I have a good supplier of plates who I've used for a couple of years now. Mail order so while not within the strictest letter of the current legislation, they are fully BS-compliant and meet all current plate rules on reflectivity and the like. Happy to PM details to whoever is interested.

Steve

Sorry to hi-jack the thread, but since it is about numberplates, does anybody have any idea how to remove the dealer fitted surround on the rear of the MKII VRS?

How do you affix the numberplate again once the surround has been removed, or how do the numberplates affix to a new surround (like a Brisky one)?

Once you've removed the numberplate, you should see that there's an adhesive layer between the dealer backing to the plate, and the plate itself. Careful prising this apart should do the trick, but be careful not to be too forceful or you risk warping or even smashing the plate.

Then I'd clean the back of the plate with some WD40 or something similar to remove the remains of the adhesive, and use new plate adhesive pads to put back on the car. Or use a plateholder as you mention. These tend to screw into the default holes on the car, then the plate fits into the holder and clips in place.

If you are talking of drilling an acrylic faced plate, you should use an official negative rake slow helix drill. These are best ordered from an industrial supplier, about £15 each - in packs of ten only Sir.

A cheaper way is to grind off the cutting edges so the drill presents a scaping action rather than cutting. Low pressure, on a drill press for better sensitivity is good, and of course support at the back to prevent tearing the foil on break through.

Drilled lots with ordinary drill over my knee, but then there's always the one, but I could just make another.....

Nick

  • Author

If you are talking of drilling an acrylic faced plate, you should use an official negative rake slow helix drill. These are best ordered from an industrial supplier, about £15 each - in packs of ten only Sir.

A cheaper way is to grind off the cutting edges so the drill presents a scaping action rather than cutting. Low pressure, on a drill press for better sensitivity is good, and of course support at the back to prevent tearing the foil on break through.

Drilled lots with ordinary drill over my knee, but then there's always the one, but I could just make another.....

Nick

Thanks Nick, looking more like I might just drive in and get one fitted :giggle: I do like the front plate to be held by screws. Trouble with getting them fitted is finding somebody who can fit them square and level :( I had to insist they start again with my last plates, never seen such a mess, 1/4" down at one side and the screws were set one an inch below the other. :o I'm far too fussy about how the car looks to let them get away with that.. :D

I thought all new plates have to be stuck on as a security,when you try to remove the aliminum foil breaks away from the plate?maybe be wrong anti-tamper :wonder:

Nope, plates can be screwed or stuck.

New plates must conform to the required spec, have the appropriate BS number stamped on them and also the makers name must also be printed on the plate.

To get new legal ones that have the BS number on, go to halfords or another local motor factor and they can make the plates up.

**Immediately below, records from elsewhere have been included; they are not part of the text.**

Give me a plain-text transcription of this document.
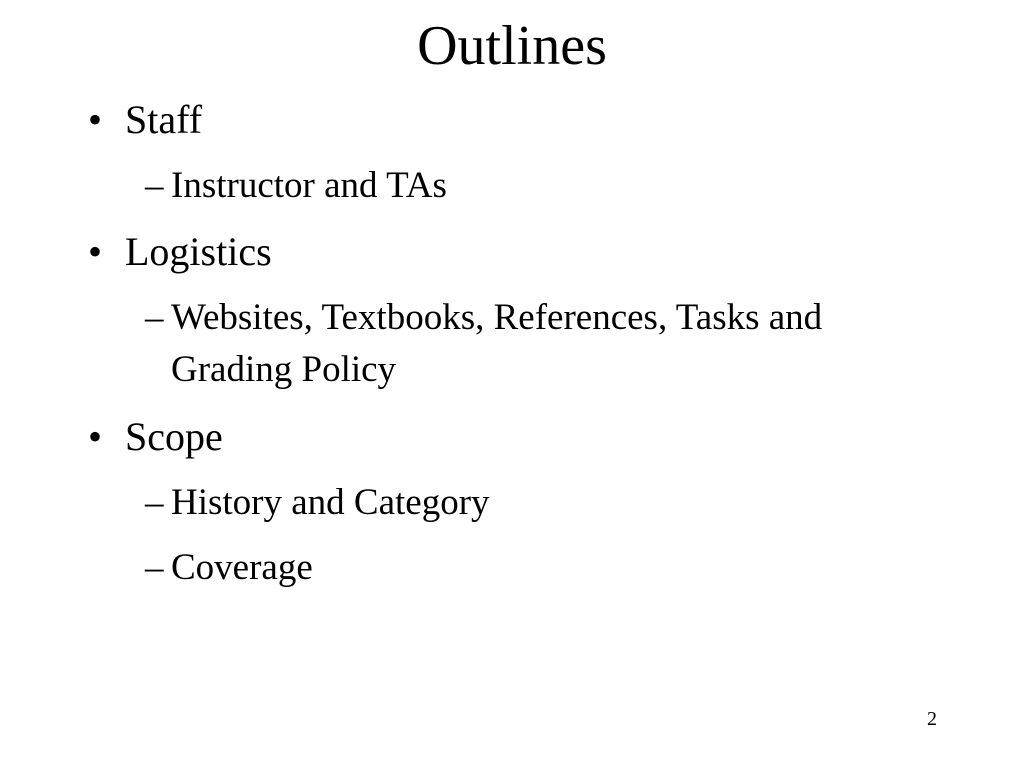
Outlines
• Staff
– Instructor and TAs
• Logistics
– Websites, Textbooks, References, Tasks and Grading Policy
• Scope
– History and Category
– Coverage
2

You will need the V5 and some photographic ID to prove you are the owner.

Use your old plates as a template, when I did mine I taped them together and used a normal drill bit and drilled through the acrylic plate from the back towards the front. Drilling is this direction reduces the risk of the backing with the printing on separating from the acylic front.

  • Author

I thought all new plates have to be stuck on as a security,when you try to remove the aliminum foil breaks away from the plate?maybe be wrong anti-tamper :wonder:

No, I had the current plates made up by Grimsby Audi 2 months ago ( private numberplate) and they screwed them on.The only stipulation regarding FIXING the plates that I know of is that you can't use black screw covers and in such a way that it alters the appearance of the letters. What I do know is, my Daughter recently bought a new Nissan Juke from Nissan and they were fixed by double sided tape. After driving home 15 miles one was hanging off!. Since then they have benn screwed on ..no problems.